Mr. Hollis exploded. “Who in the name of the devil do you think
you
are? The Deputy Assistant Undeveloped Moon Calf of Wine Vaults Lane? And take that grin off your face, and that damned pen from behind your ear! What do you think this Office is? A basement bucket shop, run on half commission? And who the hell are you anyway to sign letters on behalf of the Branch?” The explosion ended abruptly: a smile broke over Mr. Hollis’ face as he said, “Don’t look at me like Tiny Tim Cratchit.”
Almost eagerly Mr. Howlett was descending the leaden stairs to enjoy the latest perturbation of H. Fazackerley Hollis, of whose occasional criticisms of himself he was well aware. He regarded them with tolerance, since he fully appreciated his right-hand man’s ability and drive for new business. There was a difference of eight years in seniority between them.

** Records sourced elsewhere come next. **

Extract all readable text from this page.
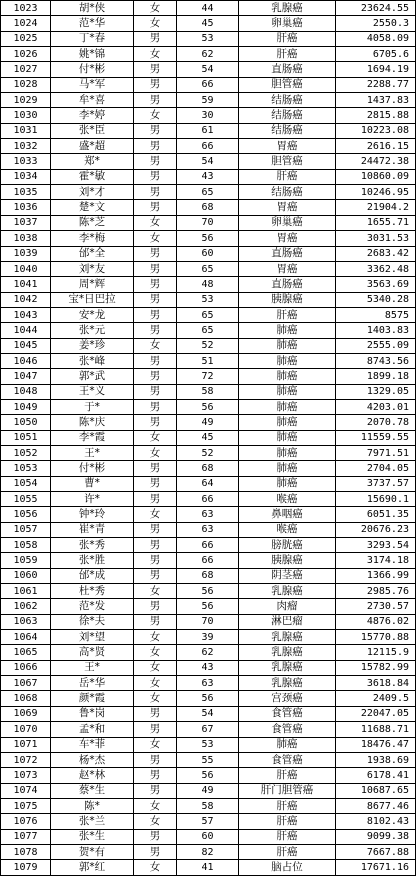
1023	胡*侠	女	44	乳腺癌	23624.55
1024	范*华	女	45	卵巢癌	2550.3
1025	丁*春	男	53	肝癌	4058.09
1026	姚*锦	女	62	肝癌	6705.6
1027	付*彬	男	54	直肠癌	1694.19
1028	马*军	男	66	胆管癌	2288.77
1029	牟*喜	男	59	结肠癌	1437.83
1030	李*婷	女	30	结肠癌	2815.88
1031	张*臣	男	61	结肠癌	10223.08
1032	盛*超	男	66	胃癌	2616.15
1033	郑*	男	54	胆管癌	24472.38
1034	霍*敏	男	43	肝癌	10860.09
1035	刘*才	男	65	结肠癌	10246.95
1036	楚*文	男	68	胃癌	21904.2
1037	陈*芝	女	70	卵巢癌	1655.71
1038	李*梅	女	56	胃癌	3031.53
1039	邰*全	男	60	直肠癌	2683.42
1040	刘*友	男	65	胃癌	3362.48
1041	周*辉	男	48	直肠癌	3563.69
1042	宝*日巴拉	男	53	胰腺癌	5340.28
1043	安*龙	男	65	肝癌	8575
1044	张*元	男	65	肺癌	1403.83
1045	姜*珍	女	52	肺癌	2555.09
1046	张*峰	男	51	肺癌	8743.56
1047	郭*武	男	72	肺癌	1899.18
1048	王*义	男	58	肺癌	1329.05
1049	于*	男	56	肺癌	4203.01
1050	陈*庆	男	49	肺癌	2070.78
1051	李*霞	女	45	肺癌	11559.55
1052	王*	女	52	肺癌	7971.51
1053	付*彬	男	68	肺癌	2704.05
1054	曹*	男	64	肺癌	3737.57
1055	许*	男	66	喉癌	15690.1
1056	钟*玲	女	63	鼻咽癌	6051.35
1057	崔*青	男	63	喉癌	20676.23
1058	张*秀	男	66	膀胱癌	3293.54
1059	张*胜	男	66	胰腺癌	3174.18
1060	邰*成	男	68	阴茎癌	1366.99
1061	杜*秀	女	56	乳腺癌	2985.76
1062	范*发	男	56	肉瘤	2730.57
1063	徐*夫	男	70	淋巴瘤	4876.02
1064	刘*望	女	39	乳腺癌	15770.88
1065	高*贤	女	62	乳腺癌	12115.9
1066	王*	女	43	乳腺癌	15782.99
1067	岳*华	女	63	乳腺癌	3618.84
1068	颜*霞	女	56	宫颈癌	2409.5
1069	鲁*岗	男	54	食管癌	22047.05
1070	孟*和	男	67	食管癌	11688.71
1071	车*菲	女	53	肺癌	18476.47
1072	杨*杰	男	55	食管癌	1938.69
1073	赵*林	男	56	肝癌	6178.41
1074	蔡*生	男	49	肝门胆管癌	10687.65
1075	陈*	女	58	肝癌	8677.46
1076	张*兰	女	57	肝癌	8102.43
1077	张*生	男	60	肝癌	9099.38
1078	贺*有	男	82	肝癌	7667.88
1079	郭*红	女	41	脑占位	17671.16
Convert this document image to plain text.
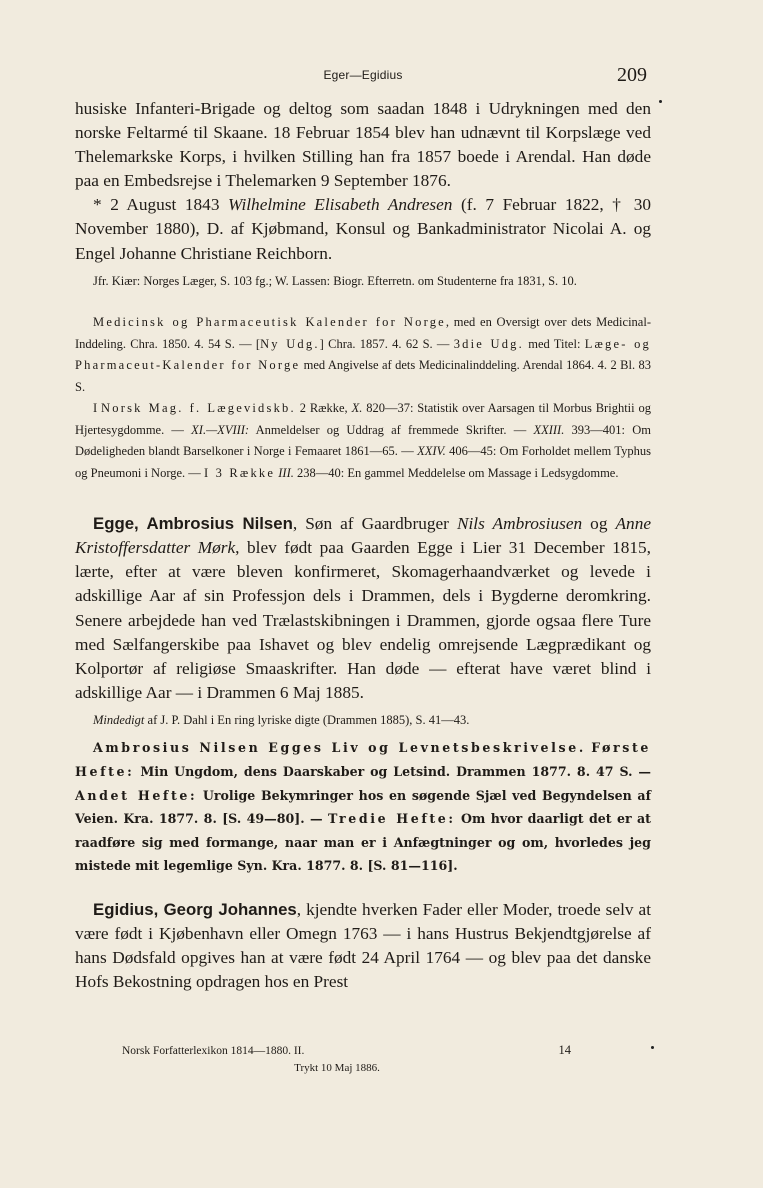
Eger—Egidius	209

husiske Infanteri-Brigade og deltog som saadan 1848 i Udrykningen med den norske Feltarmé til Skaane. 18 Februar 1854 blev han udnævnt til Korpslæge ved Thelemarkske Korps, i hvilken Stilling han fra 1857 boede i Arendal. Han døde paa en Embedsrejse i Thelemarken 9 September 1876.

* 2 August 1843 Wilhelmine Elisabeth Andresen (f. 7 Februar 1822, † 30 November 1880), D. af Kjøbmand, Konsul og Bankadministrator Nicolai A. og Engel Johanne Christiane Reichborn.

Jfr. Kiær: Norges Læger, S. 103 fg.; W. Lassen: Biogr. Efterretn. om Studenterne fra 1831, S. 10.

Medicinsk og Pharmaceutisk Kalender for Norge, med en Oversigt over dets Medicinal-Inddeling. Chra. 1850. 4. 54 S. — [Ny Udg.] Chra. 1857. 4. 62 S. — 3die Udg. med Titel: Læge- og Pharmaceut-Kalender for Norge med Angivelse af dets Medicinalinddeling. Arendal 1864. 4. 2 Bl. 83 S.

I Norsk Mag. f. Lægevidskb. 2 Række, X. 820—37: Statistik over Aarsagen til Morbus Brightii og Hjertesygdomme. — XI.—XVIII: Anmeldelser og Uddrag af fremmede Skrifter. — XXIII. 393—401: Om Dødeligheden blandt Barselkoner i Norge i Femaaret 1861—65. — XXIV. 406—45: Om Forholdet mellem Typhus og Pneumoni i Norge. — I 3 Række III. 238—40: En gammel Meddelelse om Massage i Ledsygdomme.

Egge, Ambrosius Nilsen, Søn af Gaardbruger Nils Ambrosiusen og Anne Kristoffersdatter Mørk, blev født paa Gaarden Egge i Lier 31 December 1815, lærte, efter at være bleven konfirmeret, Skomagerhaandværket og levede i adskillige Aar af sin Professjon dels i Drammen, dels i Bygderne deromkring. Senere arbejdede han ved Trælastskibningen i Drammen, gjorde ogsaa flere Ture med Sælfangerskibe paa Ishavet og blev endelig omrejsende Lægprædikant og Kolportør af religiøse Smaaskrifter. Han døde — efterat have været blind i adskillige Aar — i Drammen 6 Maj 1885.

Mindedigt af J. P. Dahl i En ring lyriske digte (Drammen 1885), S. 41—43.

Ambrosius Nilsen Egges Liv og Levnetsbeskrivelse. Første Hefte: Min Ungdom, dens Daarskaber og Letsind. Drammen 1877. 8. 47 S. — Andet Hefte: Urolige Bekymringer hos en søgende Sjæl ved Begyndelsen af Veien. Kra. 1877. 8. [S. 49—80]. — Tredie Hefte: Om hvor daarligt det er at raadføre sig med formange, naar man er i Anfægtninger og om, hvorledes jeg mistede mit legemlige Syn. Kra. 1877. 8. [S. 81—116].

Egidius, Georg Johannes, kjendte hverken Fader eller Moder, troede selv at være født i Kjøbenhavn eller Omegn 1763 — i hans Hustrus Bekjendtgjørelse af hans Dødsfald opgives han at være født 24 April 1764 — og blev paa det danske Hofs Bekostning opdragen hos en Prest

Norsk Forfatterlexikon 1814—1880. II.	14
Trykt 10 Maj 1886.
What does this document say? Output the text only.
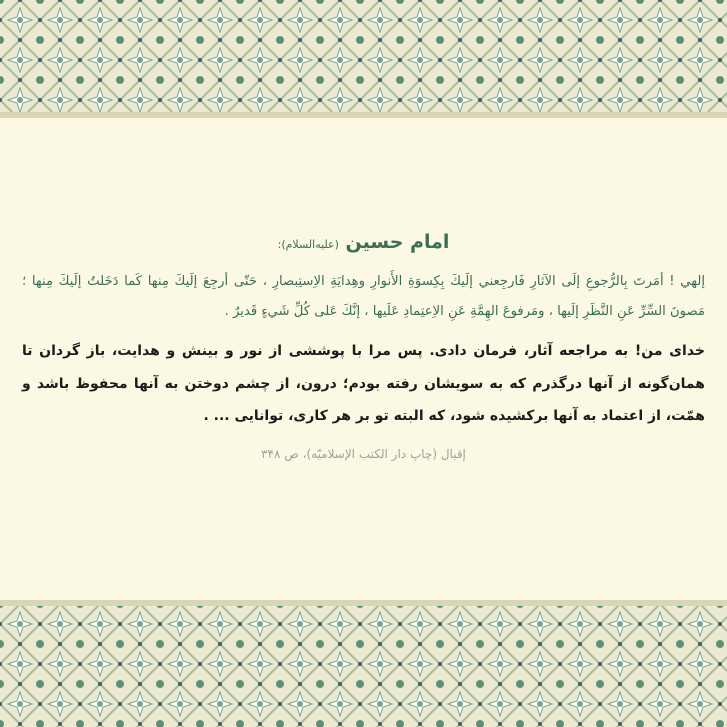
امام حسین (علیه‌السلام):

إلهي ! أمَرتَ بِالرُّجوعِ إلَى الآثارِ فَارجِعني إلَيكَ بِكِسوَةِ الأَنوارِ وهِدايَةِ الاِستِبصارِ ، حَتّى أرجِعَ إلَيكَ مِنها كَما دَخَلتُ إلَيكَ مِنها ؛ مَصونَ السِّرِّ عَنِ النَّظَرِ إلَيها ، ومَرفوعَ الهِمَّةِ عَنِ الاِعتِمادِ عَلَيها ، إنَّكَ عَلى كُلِّ شَيءٍ قَديرٌ .

خدای من! به مراجعه آثار، فرمان دادی. پس مرا با پوششی از نور و بینش و هدایت، باز گردان تا همان‌گونه از آنها درگذرم که به سویشان رفته بودم؛ درون، از چشم دوختن به آنها محفوظ باشد و همّت، از اعتماد به آنها برکشیده شود، که البته تو بر هر کاری، توانایی ... .

إقبال (چاپ دار الکتب الإسلامیّه)، ص ۳۴۸
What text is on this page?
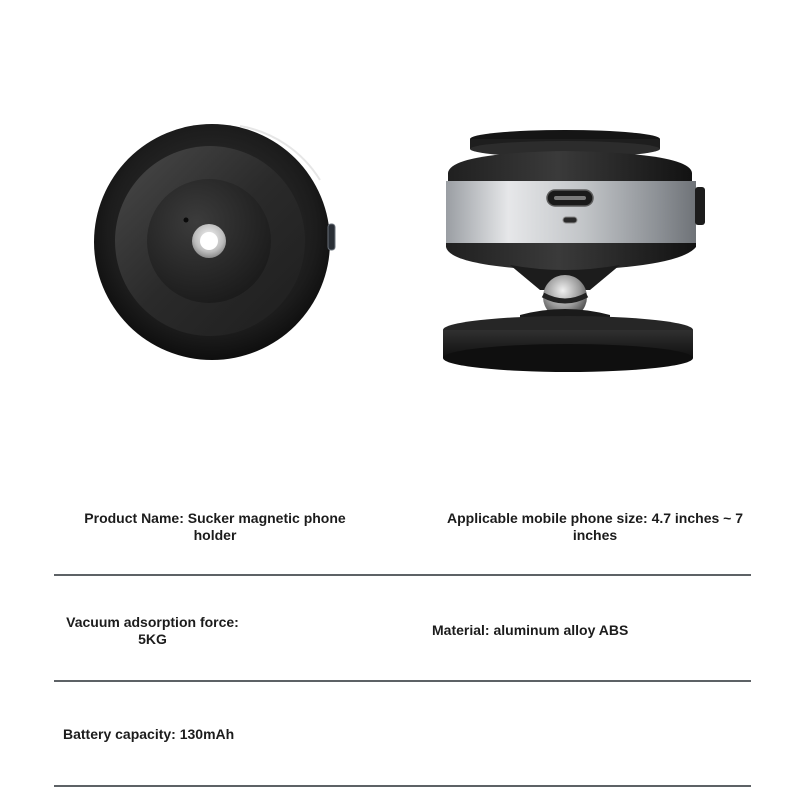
Product Name: Sucker magnetic phone holder
Applicable mobile phone size: 4.7 inches ~ 7 inches
Vacuum adsorption force:
5KG
Material: aluminum alloy ABS
Battery capacity: 130mAh
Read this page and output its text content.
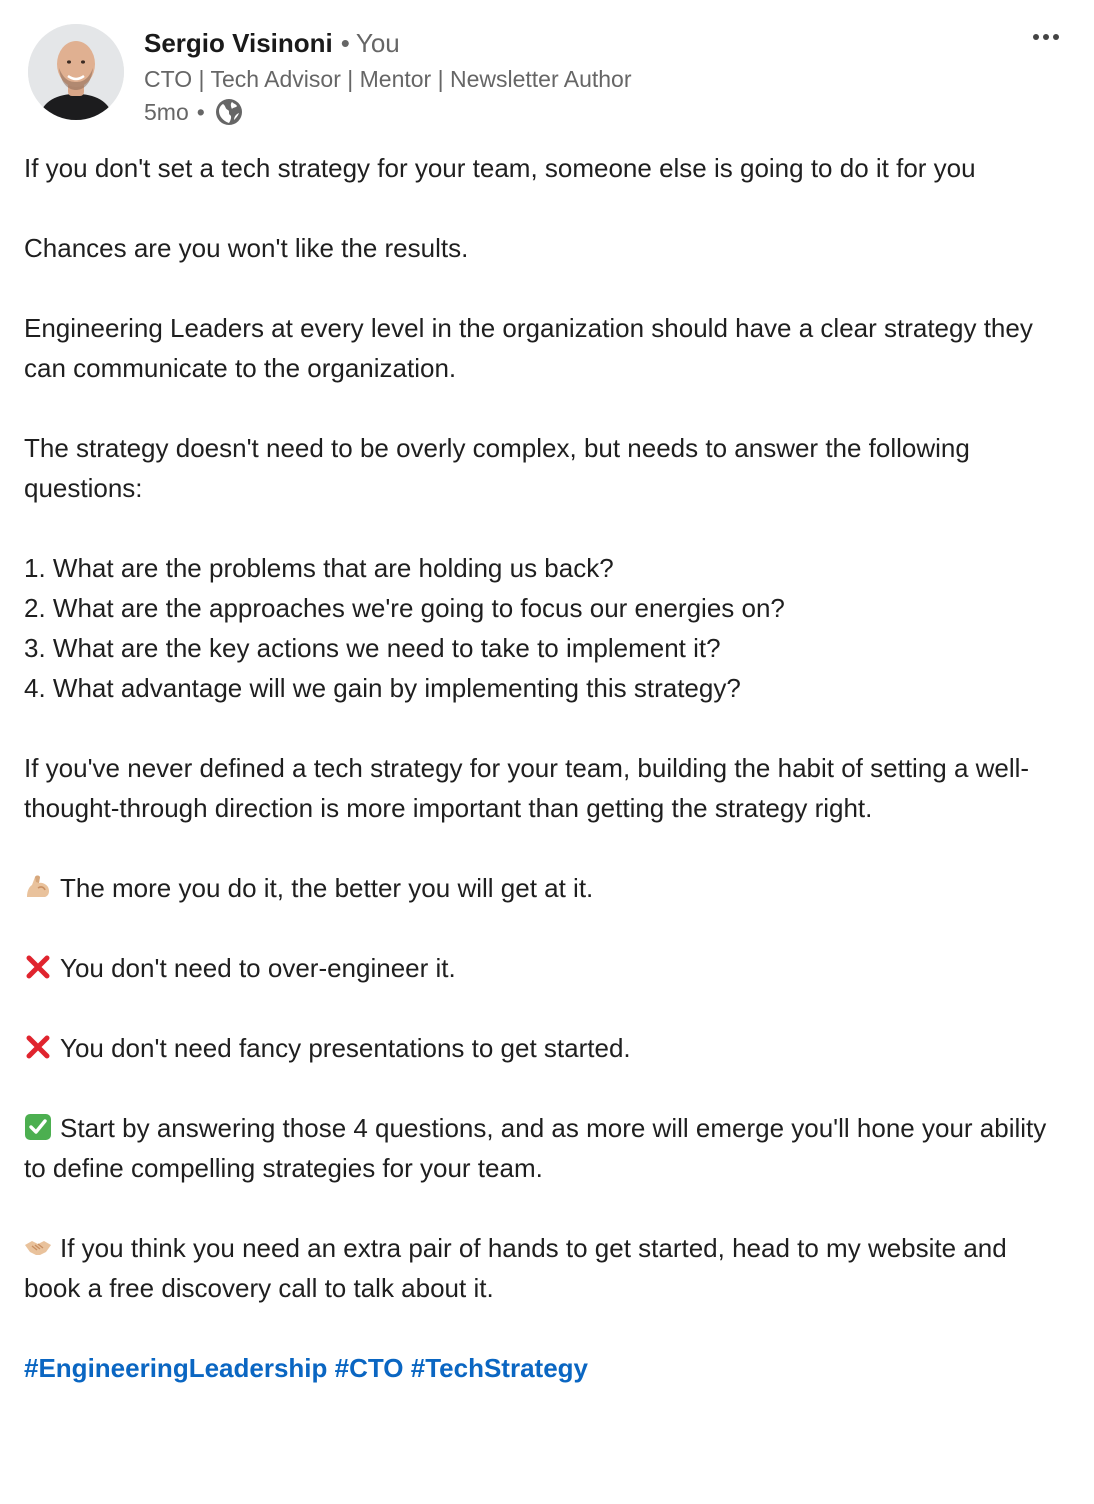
Sergio Visinoni • You
CTO | Tech Advisor | Mentor | Newsletter Author
5mo •

If you don't set a tech strategy for your team, someone else is going to do it for you

Chances are you won't like the results.

Engineering Leaders at every level in the organization should have a clear strategy they can communicate to the organization.

The strategy doesn't need to be overly complex, but needs to answer the following questions:

1. What are the problems that are holding us back?
2. What are the approaches we're going to focus our energies on?
3. What are the key actions we need to take to implement it?
4. What advantage will we gain by implementing this strategy?

If you've never defined a tech strategy for your team, building the habit of setting a well-thought-through direction is more important than getting the strategy right.

The more you do it, the better you will get at it.

You don't need to over-engineer it.

You don't need fancy presentations to get started.

Start by answering those 4 questions, and as more will emerge you'll hone your ability to define compelling strategies for your team.

If you think you need an extra pair of hands to get started, head to my website and book a free discovery call to talk about it.

#EngineeringLeadership #CTO #TechStrategy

Downham placed the open Copy Book on the mahogany slab between Phillip’s desk and that of Mr. Hollis in the corner by the window. Then in his rich baritone voice, with its usual friendly deference whenever he was speaking to the manager, he read aloud the letter. Mr. Howlett listened, looking over Downham’s shoulder, while one wing of his high starched collar stuck in the loose fold of his neck, Phillip noticed. Mr. Howlett seemed to be amused.